- Founded: 2013
- RLEF affiliation: Observer: 2013–2015 Affiliate: 2015–
- Responsibility: Spain
- Headquarters: Valencia
- Key people: Salomé Sansona (President)
- Website: www.rugbyleague.es/

Spain

= Spanish Rugby League Association =

Governing body of rugby league in Spain

The Spanish Rugby League Association (Asociación Española de Rugby League, AERL) also known as España Rugby League, is the governing body of rugby league in Spain. The body was officially founded in 2013 and has held affiliate-level membership of the Rugby League European Federation since 2015, making the national team eligible to qualify for the Rugby League World Cup.

==History==

Rugby league in Spain under Spanish governance began in 2013. The governing body was formed on 28 August 2013 and awarded observer status of the RLEF on 27 December 2013; the announcement coming on 13 January 2014. Affiliate membership was achieved in early 2015.

==National team==

The national team played its first match on 25 May 2014, defeating Belgium in Brussels.

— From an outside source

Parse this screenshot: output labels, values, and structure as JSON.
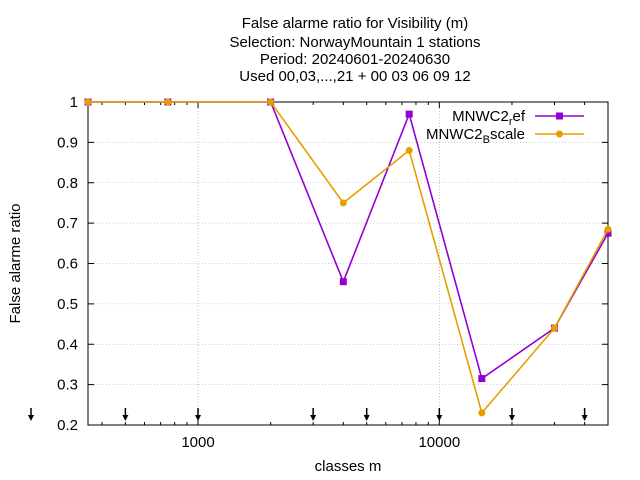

The first captain was Aitor Davila and the first Spanish try at international level was scored by Gonzalo Morro.

===2017 World Cup qualifying===
Spain took part in the very first match of the qualification process for the 2017 Rugby League World Cup, when they travelled to Riga to face Latvia. The Spanish side won the match 32-12 and progressed to the European C competition, which is the next phase of qualification.